Hina Saleem venne attirata con un pretesto in casa del padre, e trovò ad attenderla alcuni parenti, mentre la madre Bushra Begun e gli altri cinque tra fratelli e sorelle erano in vacanza in Pakistan. Quattro persone furono implicate nella morte di Hina Saleem: il padre Mohammed Saleem, lo zio Muhammad Tariq (marito della sorella della moglie) e due cognati della ragazza, i fratellastri ventisettenni Zahid Mahmood e Khalid Mahmood, mariti delle due sorelle maggiori.
Hina Saleem venne uccisa con oltre venti coltellate, poi sgozzata e infine sepolta nell’orto di casa, con la testa rivolta verso La Mecca. A dare l’allarme fu proprio il fidanzato, preoccupato di non vedere tornare Hina Saleem a casa.
La giovane pakistana, che risiedeva con la famiglia in provincia di Reggio Emilia, è scomparsa alla fine di aprile del 2021 e da allora si sono perse le sue tracce. Gli inquirenti ritengono che sia stata uccisa dallo zio, Danish Hasnain, con la complicità di alcuni cugini, per il rifiuto della ragazza di sposare l’uomo che la famiglia aveva scelto per lei e la volontà di vivere la sua storia d’amore con il ragazzo che aveva in Italia.

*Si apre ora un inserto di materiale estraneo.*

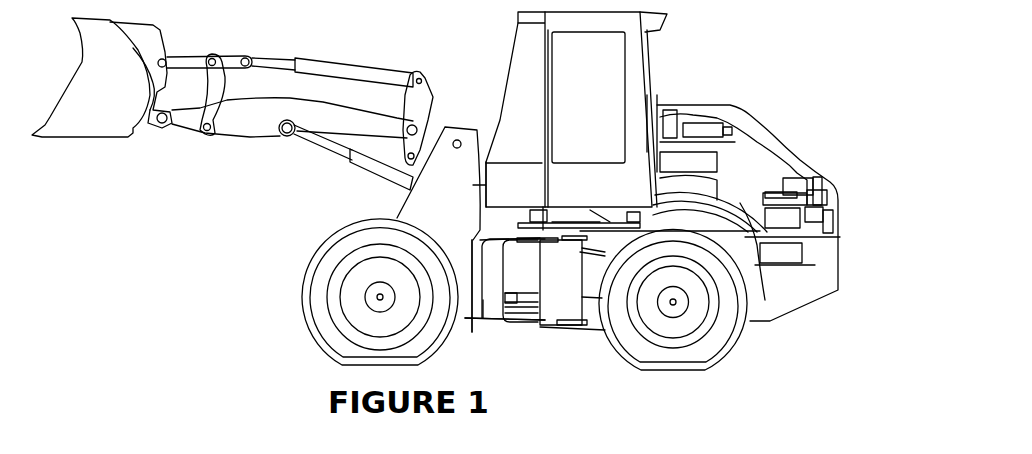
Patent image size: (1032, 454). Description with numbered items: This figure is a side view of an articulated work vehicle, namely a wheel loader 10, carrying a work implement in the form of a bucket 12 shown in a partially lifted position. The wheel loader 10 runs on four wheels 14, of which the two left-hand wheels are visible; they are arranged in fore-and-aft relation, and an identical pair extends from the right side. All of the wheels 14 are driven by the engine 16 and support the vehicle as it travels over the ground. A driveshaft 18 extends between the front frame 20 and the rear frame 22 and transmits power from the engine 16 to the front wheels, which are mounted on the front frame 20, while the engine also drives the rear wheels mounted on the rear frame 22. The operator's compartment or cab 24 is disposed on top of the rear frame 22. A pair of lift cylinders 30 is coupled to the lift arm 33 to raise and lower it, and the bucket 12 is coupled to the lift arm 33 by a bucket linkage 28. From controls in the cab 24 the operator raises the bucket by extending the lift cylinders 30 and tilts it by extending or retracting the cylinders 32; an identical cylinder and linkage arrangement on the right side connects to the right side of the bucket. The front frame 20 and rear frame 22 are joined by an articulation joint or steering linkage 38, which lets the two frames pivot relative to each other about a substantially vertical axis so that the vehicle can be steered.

Il suo corpo è stato ritrovato nel novembre del 2022, a 500 metri dalla casa in cui abitava, sepolto a tre metri di profondità.
Sanaa Dafani viveva a Montereale Valcellina, in provincia di Pordenone, e voleva solo essere felice, come si sentiva da quando vivema insieme a Massimo. Ma il padre, El Kataoui, non poteva accettare la svolta occidentale di Sanaa Dafani. Il 15 settembre 2009 la sorprese mentre si trovava in auto col fidanzato, la ragazza tentò di scappare ma lui la raggiunse con un fendente alla gola. Morì dissanguata in un boschetto poco lontano.

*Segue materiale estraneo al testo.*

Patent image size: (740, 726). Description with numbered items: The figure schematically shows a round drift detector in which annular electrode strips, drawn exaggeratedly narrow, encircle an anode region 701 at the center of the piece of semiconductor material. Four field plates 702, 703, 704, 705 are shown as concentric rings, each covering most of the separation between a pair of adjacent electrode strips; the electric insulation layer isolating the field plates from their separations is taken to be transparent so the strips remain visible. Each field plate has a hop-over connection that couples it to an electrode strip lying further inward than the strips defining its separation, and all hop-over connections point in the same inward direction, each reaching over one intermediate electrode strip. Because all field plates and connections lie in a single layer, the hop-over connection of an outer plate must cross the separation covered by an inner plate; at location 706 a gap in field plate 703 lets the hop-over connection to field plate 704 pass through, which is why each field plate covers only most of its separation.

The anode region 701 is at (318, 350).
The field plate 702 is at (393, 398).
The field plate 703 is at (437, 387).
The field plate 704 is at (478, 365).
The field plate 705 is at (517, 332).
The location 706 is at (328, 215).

Nel maggio 2012 Kaur Balwinde, una giovane donna indiana di 27 anni, viene strangolata e gettata nel Po dal marito, Kabir Singhj. La sua sola colpa, volersi vestire troppo all’occidentale.
Nel 2014, in Pakistan, Bhawna, studentessa di medicina ventunenne, ha rifiutato il matrimonio combinato dai genitori per sposare il ragazzo che amava, un programmatore informatico che aveva conosciuto due anni prima a una festa. Avevano celebrato le nozze il 12 novembre in un tempio di Connaught Place, nella speranza che la famiglia alla fine avrebbe accettato la loro scelta.

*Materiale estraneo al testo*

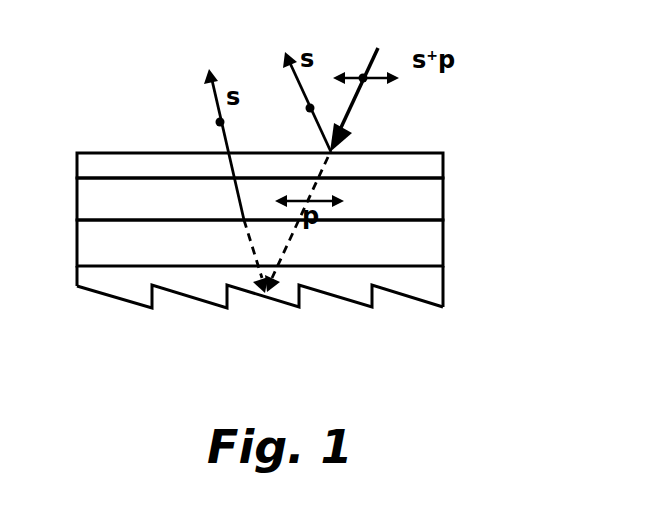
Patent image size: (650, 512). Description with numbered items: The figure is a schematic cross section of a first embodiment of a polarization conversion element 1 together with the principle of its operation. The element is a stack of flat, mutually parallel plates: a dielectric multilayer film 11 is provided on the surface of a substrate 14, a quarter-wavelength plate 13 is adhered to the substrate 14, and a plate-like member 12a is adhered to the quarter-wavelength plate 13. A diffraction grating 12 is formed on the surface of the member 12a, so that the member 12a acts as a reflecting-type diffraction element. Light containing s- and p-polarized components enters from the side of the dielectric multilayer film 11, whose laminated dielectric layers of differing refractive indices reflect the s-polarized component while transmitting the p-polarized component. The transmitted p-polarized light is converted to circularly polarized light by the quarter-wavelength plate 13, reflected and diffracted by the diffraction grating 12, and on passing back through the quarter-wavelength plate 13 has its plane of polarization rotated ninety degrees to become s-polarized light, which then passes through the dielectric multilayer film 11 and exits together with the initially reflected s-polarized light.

The polarization conversion element 1 is at (288, 399).
The dielectric multilayer film 11 is at (443, 160).
The substrate 14 is at (443, 193).
The quarter-wavelength plate 13 is at (443, 240).
The diffraction grating 12 is at (335, 297).
The plate-like member 12a is at (443, 287).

Ma così non è stato: i genitori di Bhawna hanno prelevato la ragazza dalla casa dei suoceri con il pretesto di organizzarle una grande festa, quindi a casa sia il padre che la madre l’hanno picchiata. Al suo rifiuto di divorziare, il padre l’ha strangolata.
Shilan aveva 21 anni quando è stata obbligata a sposarsi con suo cugino. Dopo aver rifiutato di pronunciare il “sì”, è stata uccisa con tre colpi di pistola alla testa, sotto gli occhi di chi l’accompagnava, il 13 marzo 2016. Il padre di Shilan, un curdo all’epoca cinquantenne, non sapeva nulla del destino della figlia finché non è rientrato ad Hannover, dove la famiglia si era rifugiata quando lei aveva 3 anni, mentre lui era rimasto in Iraq a lavorare.
Nel 2016 la giovane Maria Sadaqat è stata attaccata da un gruppo di persone nel villaggio di Upper Dewal, vicino alla capitale Islamabad, perché colpevole di non voler sposare il figlio del preside della scuola in cui lavorava. È stata torturata e bruciata viva. Lo sposo rifiutato era già divorziato e aveva il doppio dei suoi anni, per questo Maria ha rifiutato la proposta e ha lasciato il lavoro. Ma è stato tutto inutile, la loro ferocia l’ha comunque raggiunta.